ABSTRACT

Normally, within minutes after birth, pulmonary vascular resistance (PVR) rapidly falls from high fetal levels. This allows pulmonary blood flow to increase nearly tenfold and enables the lung to assume its postnatal role in gas exchange. Severe hypoxaemia characterises the course of severe neonatal respiratory failure. Hypoxaemia may result from intrapulmonary or extrapulmonary shunting. Intrapulmonary shunting is associated with severe parenchymal lung disease (e.g., surfactant deficiency), bacterial pneumonia, and meconium aspiration pneumonitis; generally amenable to exogenous surfactant, and/or ventilator strategies aimed at adequate lung volume recruitment. Severe hypoxaemia commonly relates to persistent pulmonary hypertension of the neonate (PPHN) [1]. Persistently raised PVR results in extrapulmonary shunting of desaturated blood across the patent ductus arteriosus, foramen ovale, or both, and sustained pulmonary hypertension in right ventricular dysfunction and critical hypoxia.
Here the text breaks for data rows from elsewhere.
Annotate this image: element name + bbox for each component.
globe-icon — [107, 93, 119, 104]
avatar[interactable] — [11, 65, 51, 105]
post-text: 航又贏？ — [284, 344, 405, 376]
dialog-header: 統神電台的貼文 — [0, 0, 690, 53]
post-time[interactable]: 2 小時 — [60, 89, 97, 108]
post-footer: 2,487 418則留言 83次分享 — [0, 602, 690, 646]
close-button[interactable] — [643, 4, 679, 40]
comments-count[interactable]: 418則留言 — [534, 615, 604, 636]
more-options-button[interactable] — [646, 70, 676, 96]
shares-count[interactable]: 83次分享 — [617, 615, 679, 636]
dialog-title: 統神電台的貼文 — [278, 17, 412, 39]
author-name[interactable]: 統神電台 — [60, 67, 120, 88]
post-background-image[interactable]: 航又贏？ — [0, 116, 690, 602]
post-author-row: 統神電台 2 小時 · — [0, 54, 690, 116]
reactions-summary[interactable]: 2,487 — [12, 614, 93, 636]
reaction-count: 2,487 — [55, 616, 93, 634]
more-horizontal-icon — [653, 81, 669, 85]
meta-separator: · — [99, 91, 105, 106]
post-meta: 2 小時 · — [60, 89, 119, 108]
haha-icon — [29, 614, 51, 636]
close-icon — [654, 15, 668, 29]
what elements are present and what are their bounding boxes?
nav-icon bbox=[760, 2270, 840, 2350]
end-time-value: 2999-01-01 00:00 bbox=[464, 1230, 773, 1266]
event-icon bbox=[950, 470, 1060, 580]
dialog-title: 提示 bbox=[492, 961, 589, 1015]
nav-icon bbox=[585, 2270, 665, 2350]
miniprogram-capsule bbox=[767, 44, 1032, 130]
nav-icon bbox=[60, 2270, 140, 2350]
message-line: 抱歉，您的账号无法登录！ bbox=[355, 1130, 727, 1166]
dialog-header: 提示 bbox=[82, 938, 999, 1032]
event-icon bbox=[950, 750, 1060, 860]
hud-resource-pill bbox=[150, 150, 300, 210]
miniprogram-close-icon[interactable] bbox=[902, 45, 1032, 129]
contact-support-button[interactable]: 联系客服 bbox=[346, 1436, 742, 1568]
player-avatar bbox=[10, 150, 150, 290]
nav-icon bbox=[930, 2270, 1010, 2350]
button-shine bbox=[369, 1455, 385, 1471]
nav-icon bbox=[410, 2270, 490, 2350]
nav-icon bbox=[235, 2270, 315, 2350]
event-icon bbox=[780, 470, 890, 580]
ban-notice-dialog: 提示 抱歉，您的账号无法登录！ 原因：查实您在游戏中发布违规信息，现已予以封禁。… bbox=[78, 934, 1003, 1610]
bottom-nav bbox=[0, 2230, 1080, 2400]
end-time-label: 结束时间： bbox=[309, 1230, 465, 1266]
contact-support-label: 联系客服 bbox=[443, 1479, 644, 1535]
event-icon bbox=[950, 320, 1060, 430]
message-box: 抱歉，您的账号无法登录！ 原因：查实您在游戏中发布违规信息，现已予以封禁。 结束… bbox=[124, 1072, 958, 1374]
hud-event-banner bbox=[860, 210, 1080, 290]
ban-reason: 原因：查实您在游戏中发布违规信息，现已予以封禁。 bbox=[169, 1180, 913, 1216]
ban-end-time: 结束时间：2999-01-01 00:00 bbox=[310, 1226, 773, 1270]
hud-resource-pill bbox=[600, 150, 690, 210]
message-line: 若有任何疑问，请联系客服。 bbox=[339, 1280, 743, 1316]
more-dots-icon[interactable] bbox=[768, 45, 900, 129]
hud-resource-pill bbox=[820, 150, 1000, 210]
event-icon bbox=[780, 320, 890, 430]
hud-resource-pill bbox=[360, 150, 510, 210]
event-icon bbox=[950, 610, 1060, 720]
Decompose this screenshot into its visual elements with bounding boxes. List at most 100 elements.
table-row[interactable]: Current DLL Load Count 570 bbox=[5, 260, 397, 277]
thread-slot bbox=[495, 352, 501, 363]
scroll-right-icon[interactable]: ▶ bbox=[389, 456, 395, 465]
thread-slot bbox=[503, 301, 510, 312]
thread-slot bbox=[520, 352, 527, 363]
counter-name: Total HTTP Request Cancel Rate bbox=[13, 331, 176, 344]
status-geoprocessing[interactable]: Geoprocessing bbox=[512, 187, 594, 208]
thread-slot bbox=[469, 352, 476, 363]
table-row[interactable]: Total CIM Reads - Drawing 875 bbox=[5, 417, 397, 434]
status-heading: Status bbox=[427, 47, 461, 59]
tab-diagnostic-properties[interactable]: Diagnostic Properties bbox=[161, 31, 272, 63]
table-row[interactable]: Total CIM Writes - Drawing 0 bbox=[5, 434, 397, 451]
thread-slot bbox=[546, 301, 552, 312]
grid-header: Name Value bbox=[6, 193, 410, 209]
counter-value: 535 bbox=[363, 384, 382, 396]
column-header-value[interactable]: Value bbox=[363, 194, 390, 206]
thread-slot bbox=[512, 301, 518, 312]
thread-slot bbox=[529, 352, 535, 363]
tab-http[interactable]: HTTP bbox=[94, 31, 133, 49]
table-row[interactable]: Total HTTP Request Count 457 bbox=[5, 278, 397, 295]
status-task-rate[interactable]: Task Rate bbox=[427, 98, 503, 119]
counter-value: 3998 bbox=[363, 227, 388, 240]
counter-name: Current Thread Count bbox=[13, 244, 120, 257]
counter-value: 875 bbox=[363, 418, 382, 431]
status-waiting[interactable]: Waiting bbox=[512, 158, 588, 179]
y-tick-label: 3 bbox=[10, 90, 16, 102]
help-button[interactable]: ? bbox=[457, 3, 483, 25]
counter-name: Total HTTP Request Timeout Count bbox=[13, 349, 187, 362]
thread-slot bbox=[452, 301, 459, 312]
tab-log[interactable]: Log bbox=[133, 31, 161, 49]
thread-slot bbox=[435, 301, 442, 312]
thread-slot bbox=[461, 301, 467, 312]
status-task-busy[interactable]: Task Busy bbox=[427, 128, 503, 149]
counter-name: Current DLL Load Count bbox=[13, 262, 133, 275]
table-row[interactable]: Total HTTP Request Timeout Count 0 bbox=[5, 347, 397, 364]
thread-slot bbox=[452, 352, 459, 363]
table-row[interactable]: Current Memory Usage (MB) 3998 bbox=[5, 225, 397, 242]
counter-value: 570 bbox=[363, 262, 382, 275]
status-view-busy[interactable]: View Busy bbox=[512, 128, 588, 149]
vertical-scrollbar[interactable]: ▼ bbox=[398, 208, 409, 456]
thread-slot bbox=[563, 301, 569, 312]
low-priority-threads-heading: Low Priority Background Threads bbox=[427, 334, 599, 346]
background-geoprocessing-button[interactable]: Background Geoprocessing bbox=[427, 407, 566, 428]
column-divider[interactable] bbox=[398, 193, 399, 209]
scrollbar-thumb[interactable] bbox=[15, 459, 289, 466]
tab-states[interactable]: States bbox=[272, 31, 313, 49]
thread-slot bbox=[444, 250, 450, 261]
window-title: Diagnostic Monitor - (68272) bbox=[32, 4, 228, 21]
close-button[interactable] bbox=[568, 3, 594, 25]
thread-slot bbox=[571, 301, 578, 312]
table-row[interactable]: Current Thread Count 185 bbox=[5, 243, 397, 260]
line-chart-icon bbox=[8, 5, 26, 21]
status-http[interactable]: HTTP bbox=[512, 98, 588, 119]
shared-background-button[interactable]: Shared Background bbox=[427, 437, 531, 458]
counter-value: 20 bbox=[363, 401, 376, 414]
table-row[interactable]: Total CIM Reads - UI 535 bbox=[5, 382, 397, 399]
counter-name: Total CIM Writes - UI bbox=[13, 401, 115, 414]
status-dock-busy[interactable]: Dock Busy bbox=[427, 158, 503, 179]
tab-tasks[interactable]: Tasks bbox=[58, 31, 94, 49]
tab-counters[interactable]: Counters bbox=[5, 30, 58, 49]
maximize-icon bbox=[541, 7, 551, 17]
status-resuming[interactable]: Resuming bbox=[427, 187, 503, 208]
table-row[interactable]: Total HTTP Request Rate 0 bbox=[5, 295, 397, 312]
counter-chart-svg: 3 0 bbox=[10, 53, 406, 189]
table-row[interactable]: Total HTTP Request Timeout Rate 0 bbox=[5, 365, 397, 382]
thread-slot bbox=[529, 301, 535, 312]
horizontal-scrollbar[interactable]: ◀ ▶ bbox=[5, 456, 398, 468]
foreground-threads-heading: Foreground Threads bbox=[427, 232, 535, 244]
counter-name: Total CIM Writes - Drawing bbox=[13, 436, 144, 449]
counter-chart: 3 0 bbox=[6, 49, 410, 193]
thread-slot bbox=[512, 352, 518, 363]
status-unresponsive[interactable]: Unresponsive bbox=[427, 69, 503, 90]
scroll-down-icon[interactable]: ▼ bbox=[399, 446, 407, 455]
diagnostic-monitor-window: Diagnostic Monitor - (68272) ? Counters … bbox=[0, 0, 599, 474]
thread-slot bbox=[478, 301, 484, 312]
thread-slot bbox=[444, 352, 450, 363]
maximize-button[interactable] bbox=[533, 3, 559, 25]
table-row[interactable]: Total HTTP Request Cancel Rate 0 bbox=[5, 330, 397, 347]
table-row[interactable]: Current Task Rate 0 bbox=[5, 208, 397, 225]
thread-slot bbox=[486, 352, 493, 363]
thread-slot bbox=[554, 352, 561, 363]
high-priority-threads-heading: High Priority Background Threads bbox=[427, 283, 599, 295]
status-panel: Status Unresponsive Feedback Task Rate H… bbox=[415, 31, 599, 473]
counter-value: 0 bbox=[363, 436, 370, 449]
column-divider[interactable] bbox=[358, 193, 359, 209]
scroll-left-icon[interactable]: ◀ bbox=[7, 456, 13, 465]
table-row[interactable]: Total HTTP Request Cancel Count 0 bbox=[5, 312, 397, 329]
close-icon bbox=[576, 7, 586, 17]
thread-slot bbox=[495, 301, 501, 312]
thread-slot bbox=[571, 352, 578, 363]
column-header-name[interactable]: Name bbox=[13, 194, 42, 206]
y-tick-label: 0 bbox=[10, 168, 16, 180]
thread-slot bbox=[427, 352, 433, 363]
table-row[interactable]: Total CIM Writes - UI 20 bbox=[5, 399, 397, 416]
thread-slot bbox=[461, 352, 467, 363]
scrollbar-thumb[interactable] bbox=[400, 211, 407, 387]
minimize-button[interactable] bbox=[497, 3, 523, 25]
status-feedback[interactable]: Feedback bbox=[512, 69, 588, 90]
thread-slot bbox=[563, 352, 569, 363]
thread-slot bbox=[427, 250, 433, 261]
To cut the vicious cycle of hypoxia and increased barotraumatism due to hyperventilation commonly used in this setting, there was no other alternative than to put the lung “at rest” using extracorporeal membrane oxygenation and waiting for the PVR to spontaneously decrease. Therefore, interventions aimed at selective pulmonary vasodilation could be beneficial.